Circuit of BC817 as a switching transistor

[sankavit]

I have a circuit wherein the supply is from a regulated 5V.

circuit is as in the attachment.

the mystery for me is how there is a voltage of 2.23V at the transistor collector, when the transistor is turned off? How would the circuit close? what am i missing out in my selection?

BMP image replaced with gif format which is smaller and can be viewed directly in browser, [alexan_e]

 

[keith1200rs]

I would guess you are pulling the transistor collector down towards ground with the internal resistance of the multimeter. Try connecting your multimeter between the collector and +5V and see what the voltage is.

Keith.

 

[WimRFP]

How much current do you supply to the base? Measure the voltage drop across the resistor that sets the base current. Maybe the base current is too low, you have just 47 Ohms in series with the LEDs.
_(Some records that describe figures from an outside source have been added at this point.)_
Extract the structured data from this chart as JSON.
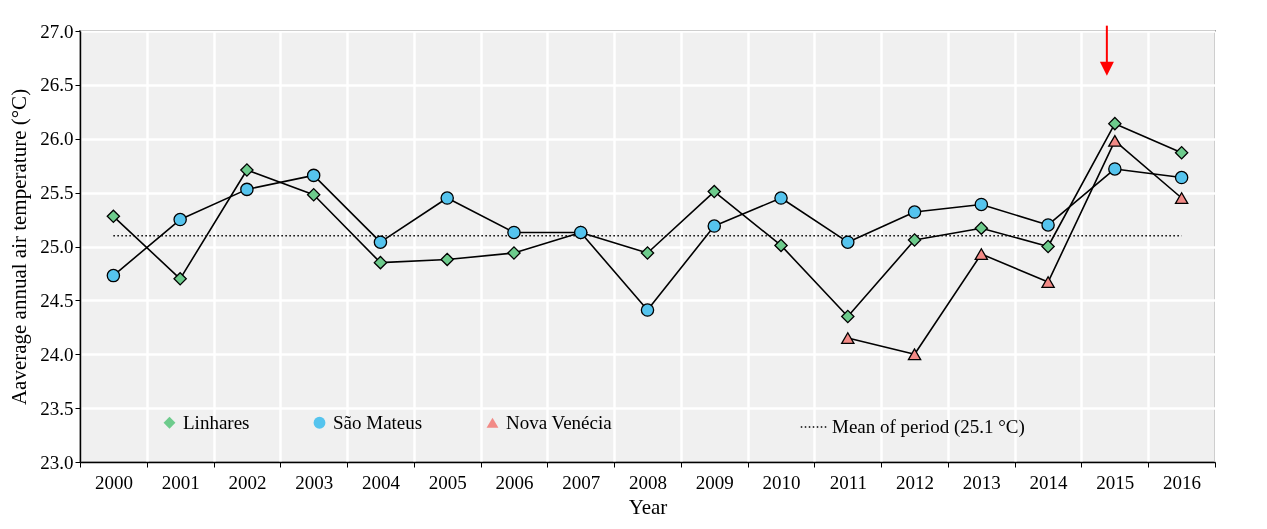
{
  "chart_data": {
    "type": "line",
    "xlabel": "Year",
    "ylabel": "Aaverage annual air temperature  (°C)",
    "categories": [
      "2000",
      "2001",
      "2002",
      "2003",
      "2004",
      "2005",
      "2006",
      "2007",
      "2008",
      "2009",
      "2010",
      "2011",
      "2012",
      "2013",
      "2014",
      "2015",
      "2016"
    ],
    "series": [
      {
        "name": "Linhares",
        "color": "#6dcb8c",
        "marker": "diamond",
        "values": [
          25.28,
          24.7,
          25.71,
          25.48,
          24.85,
          24.88,
          24.94,
          25.13,
          24.94,
          25.51,
          25.01,
          24.35,
          25.06,
          25.17,
          25.0,
          26.14,
          25.87
        ]
      },
      {
        "name": "São Mateus",
        "color": "#55c4ee",
        "marker": "circle",
        "values": [
          24.73,
          25.25,
          25.53,
          25.66,
          25.04,
          25.45,
          25.13,
          25.13,
          24.41,
          25.19,
          25.45,
          25.04,
          25.32,
          25.39,
          25.2,
          25.72,
          25.64
        ]
      },
      {
        "name": "Nova Venécia",
        "color": "#f28a86",
        "marker": "triangle",
        "values": [
          null,
          null,
          null,
          null,
          null,
          null,
          null,
          null,
          null,
          null,
          null,
          24.15,
          24.0,
          24.93,
          24.67,
          25.98,
          25.45
        ]
      }
    ],
    "ref_lines": [
      {
        "axis": "y",
        "value": 25.1,
        "label": "Mean of period (25.1 °C)",
        "line_style": "dotted",
        "color": "#000000"
      }
    ],
    "ylim": [
      23.0,
      27.0
    ],
    "yticks": [
      {
        "value": 23.0,
        "label": "23.0"
      },
      {
        "value": 23.5,
        "label": "23.5"
      },
      {
        "value": 24.0,
        "label": "24.0"
      },
      {
        "value": 24.5,
        "label": "24.5"
      },
      {
        "value": 25.0,
        "label": "25.0"
      },
      {
        "value": 25.5,
        "label": "25.5"
      },
      {
        "value": 26.0,
        "label": "26.0"
      },
      {
        "value": 26.5,
        "label": "26.5"
      },
      {
        "value": 27.0,
        "label": "27.0"
      }
    ],
    "grid": true,
    "legend": "bottom",
    "line_style": "solid"
  }
}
You are sure you didn't change the emitter with the collector (as is has low hfe in that case).

 

[sankavit]

he Base has a 2.2K resistor. So, the working current is cut to it.
the collector was isolated from the circuit and found to have no voltage.
similarly, the output from the LED side was measured and found to have the same 2.4V.
I think it is somesort of a LED drop voltage that is visible at the other end. but am not sure of the logic.
can you throw some light on it?

 

[WimRFP]

When the LED's should light, how much voltage is across the 2.2k base resistance, then you know the base current? The base-emitter voltage should be around 0.7V.

It is normal that when there is no supply to the collector, the voltage across collector and emitter is small (<0.5V).

 

[keith1200rs]

I assume you didn't try my suggestion?

Keith.

 

[vimalkhanna]

There are two things which will clear the doubts.
Put a series 1N4148 with the 2.2K at base .No current shall leak thru .
Put a diode at collector of BC817 with cathode to collector .Does the 2.4VDC rise ?.
You shall have an answer to where your currents are flowing from the LEDs ..
Most probably your multimreter is drawing a few microamps which
causes the leakage current on the amber LEDs

 

[FvM]

I think it is somesort of a LED drop voltage

Yes, you have proven that the voltage drop of the LEDs is 1.3V each at a current of 0.24 uA (assuming 10 Mohm multimeter input resistance). This sounds reasonable, although you won't find a specification for ultralow currents in a LED datasheet. Forward voltage at mA operation currents will be around 1.5 to 2V.

As Keith suggested, you'll see no voltage drop, if you measure the respective node voltage referred to +5V.

 

[emresel]

Hi;
I had seen similiar phenomenon with an IR led and a mosfet (instead of bjt), i was measuring via scope (not multimeter) at that time, i couldn't do any comment except that the leakeage current through the transistor which are around a few hundreds nAmps causing it...
Is it possible also because of leakeage curent? What you think friends?

Dear sankavit please do the Keith's suggested measurements and tell us. It will clear my mind also, i am wondering the result:roll:
Thanks

 

[FvM]

The effect hasn't to do with leakage as sankavit already reported, it's simple diode (LED) voltage drop. You don't need a measurement to clarify, just sketch the circuit and think.

 

[ALERTLINKS]

The effect hasn't to do with leakage as sankavit already reported, it's simple diode (LED) voltage drop. You don't need a measurement to clarify, just sketch the circuit and think.

I agree.This can be confirmed by reducing supply voltage to 3V.

Yes, you have proven that the voltage drop of the LEDs is 1.3V each at a current of 0.24 uA

I'm sure now it 'll be near zero. If it had been due to leakage it would be arround 1.3V.